I figured if Black Friday is going to be a thing now, I might as well start designing a line of greeting cards. We’re kicking ourselves, though, since we didn’t start looking for a goat to sacrifice to the Dark Lord until Monday, and every place we called was sold out. We’re going to have to make do with a chicken.
I agree that the fact it has no religious component gives it a leg up on my list of holidays.
I consider this year’s get-together a success. There was absolutely no politics or religion discussed. And the holiday also fell on my grandma’s 99th birthday. So we all had a very good time combining the celebrations.
Have to say, though, that I do not look forward to Christmas. I just want it to be over already.
Oh, one more thing that made the day very special.
Baltimore 22
Pittsburgh 20
Steelers go down!!
Yeah, but did you see what happened here in Packerland? They went down 40-10.
Yeah, that was ugly. The Pack without Aaron Rodgers is a shell of a team.
I like the whole premise. Get with your extended family and spend a day or two just being thankful for the time you have together. It’s a shame it isn’t like that for everybody, or even every year for those who get to experience it. I personally haven’t been to a thanksgiving gathering that was worth a crap since probably the early 80s, but at least we had some good ones.
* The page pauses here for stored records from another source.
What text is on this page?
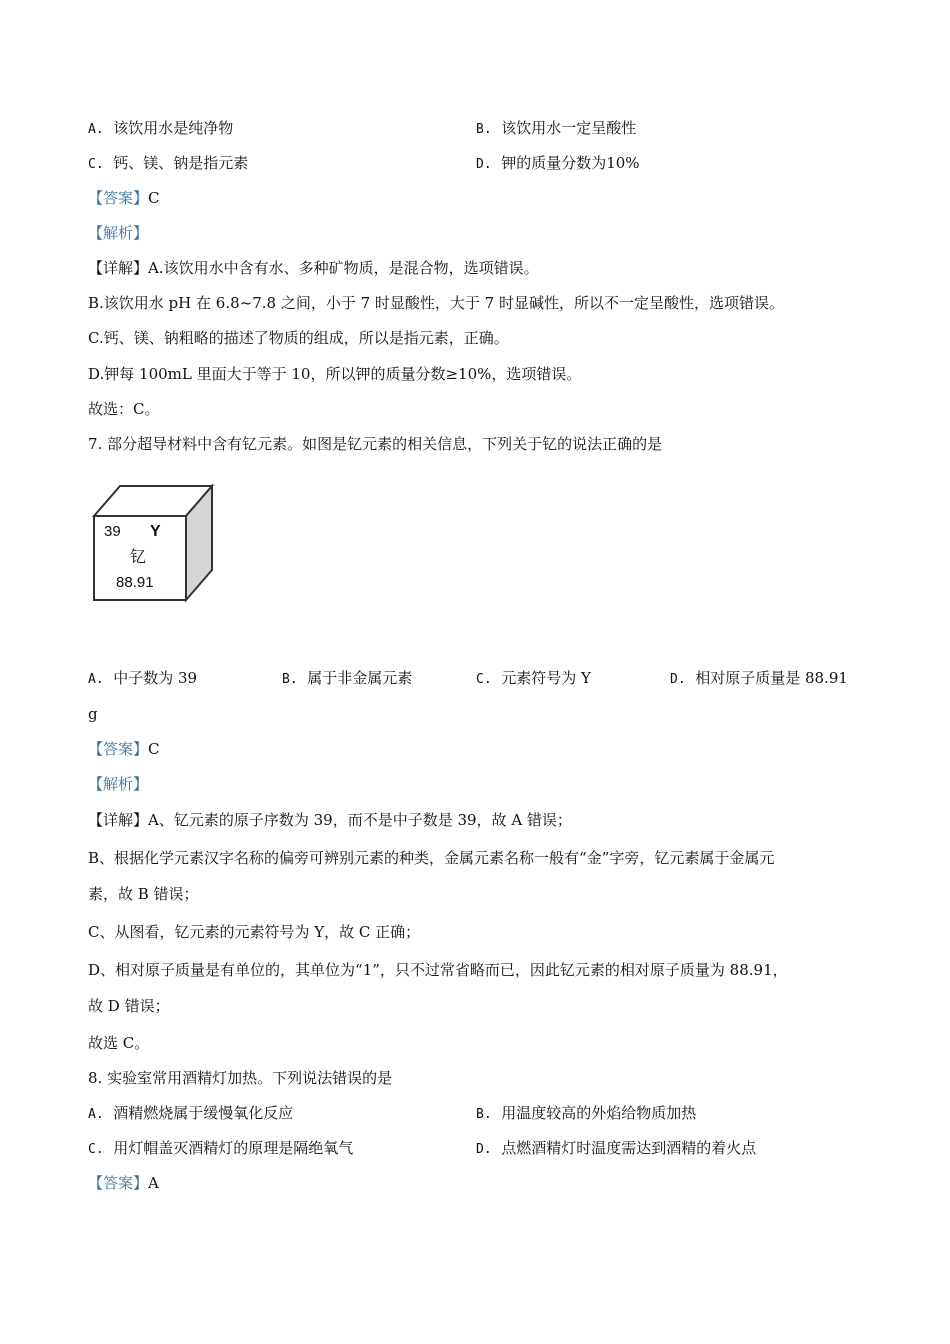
A. 该饮用水是纯净物	B. 该饮用水一定呈酸性
C. 钙、镁、钠是指元素	D. 钾的质量分数为10%
【答案】C
【解析】
【详解】A.该饮用水中含有水、多种矿物质，是混合物，选项错误。
B.该饮用水 pH 在 6.8~7.8 之间，小于 7 时显酸性，大于 7 时显碱性，所以不一定呈酸性，选项错误。
C.钙、镁、钠粗略的描述了物质的组成，所以是指元素，正确。
D.钾每 100mL 里面大于等于 10，所以钾的质量分数≥10%，选项错误。
故选：C。
7. 部分超导材料中含有钇元素。如图是钇元素的相关信息，下列关于钇的说法正确的是
39 Y
钇
88.91
A. 中子数为 39	B. 属于非金属元素	C. 元素符号为 Y	D. 相对原子质量是 88.91
g
【答案】C
【解析】
【详解】A、钇元素的原子序数为 39，而不是中子数是 39，故 A 错误；
B、根据化学元素汉字名称的偏旁可辨别元素的种类，金属元素名称一般有“金”字旁，钇元素属于金属元
素，故 B 错误；
C、从图看，钇元素的元素符号为 Y，故 C 正确；
D、相对原子质量是有单位的，其单位为“1”，只不过常省略而已，因此钇元素的相对原子质量为 88.91，
故 D 错误；
故选 C。
8. 实验室常用酒精灯加热。下列说法错误的是
A. 酒精燃烧属于缓慢氧化反应	B. 用温度较高的外焰给物质加热
C. 用灯帽盖灭酒精灯的原理是隔绝氧气	D. 点燃酒精灯时温度需达到酒精的着火点
【答案】A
We just had our last family gathering where Madame and I could guarantee that all of our offspring would be with us. The days when we might be able to spend the day with the elder members of the extended family are rapidly coming to a close as well. Over the decades we’ve experimented with variations in meal preparation (there is a great deal of peer pressure regarding what is supposed to be the “right” way to do Thanksgiving, and I especially come from a long line of nonconformists, as it turns out). We also have a lot of good, spirited conversation on any of a number of topics. We love to debate, and rather than football we might prefer to put on some Brit comedies.
I learned from my parents many years ago to accept that the narrative upon which the holiday is based is pure and utter bullshit. Maybe that makes us “uptight and boring” (and also wondering if a subset of the prog bloggers have way too much leftover pie to throw). I’d like to think that it means I and my extended family view the holiday with open eyes.
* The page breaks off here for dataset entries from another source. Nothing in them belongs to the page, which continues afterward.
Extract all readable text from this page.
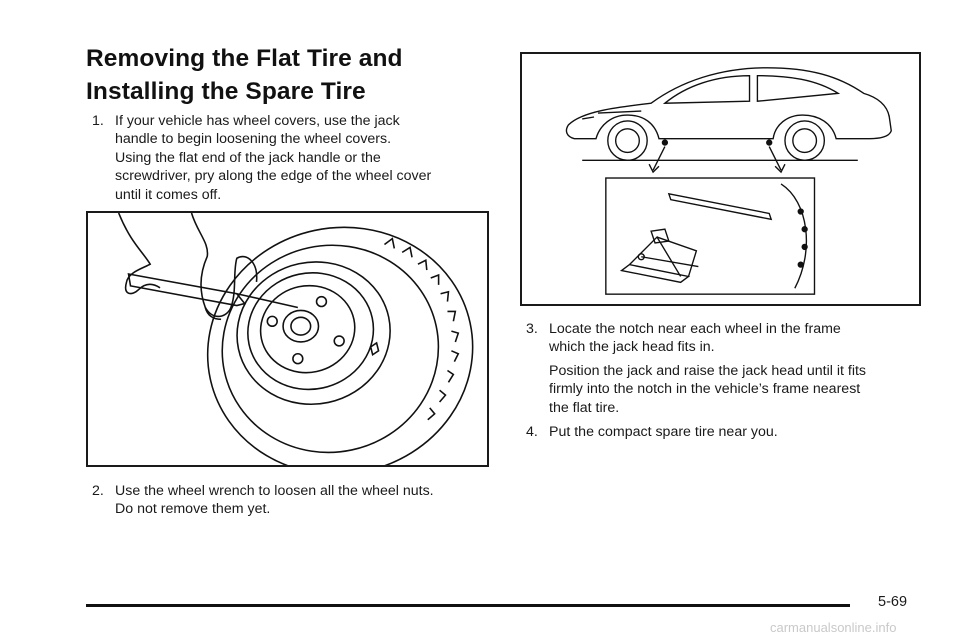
Removing the Flat Tire and
Installing the Spare Tire
1. If your vehicle has wheel covers, use the jack
handle to begin loosening the wheel covers.
Using the flat end of the jack handle or the
screwdriver, pry along the edge of the wheel cover
until it comes off.
2. Use the wheel wrench to loosen all the wheel nuts.
Do not remove them yet.
3. Locate the notch near each wheel in the frame
which the jack head fits in.
Position the jack and raise the jack head until it fits
firmly into the notch in the vehicle’s frame nearest
the flat tire.
4. Put the compact spare tire near you.
5-69
carmanualsonline.info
The thing is, Thanksgiving is no more a whitewashing of the genocide than anything else we do. I totally agree that Americans need to know American history as it really happened, but there are less obnoxious ways to raise the issue.
Precisely. Thank you.
The only commercial interests that have successfully subverted Thanksgiving are grocery stores and restaurants. Event the Thanksgiving Day greeting cards fall kinda flat. And school supply stores don’t make much out of the pilgrim and pumpkin cutouts.
Now, there’s something to be thankful for.
Thanksgiving can be about drunk uncles, traffic, commercializations, genocide, or whatever you want to make it.
But if you can find the gratitude to be thankful for something, anything despite how f’d up your life or the world around you might be, then this holiday was meant for you.
It is a day to put the crap aside and give thanks to the higher power of you choosing for even the smallest little joys in our lives.
Pilgrims and Europeans are hardly perfect. Who is? But that was never the point.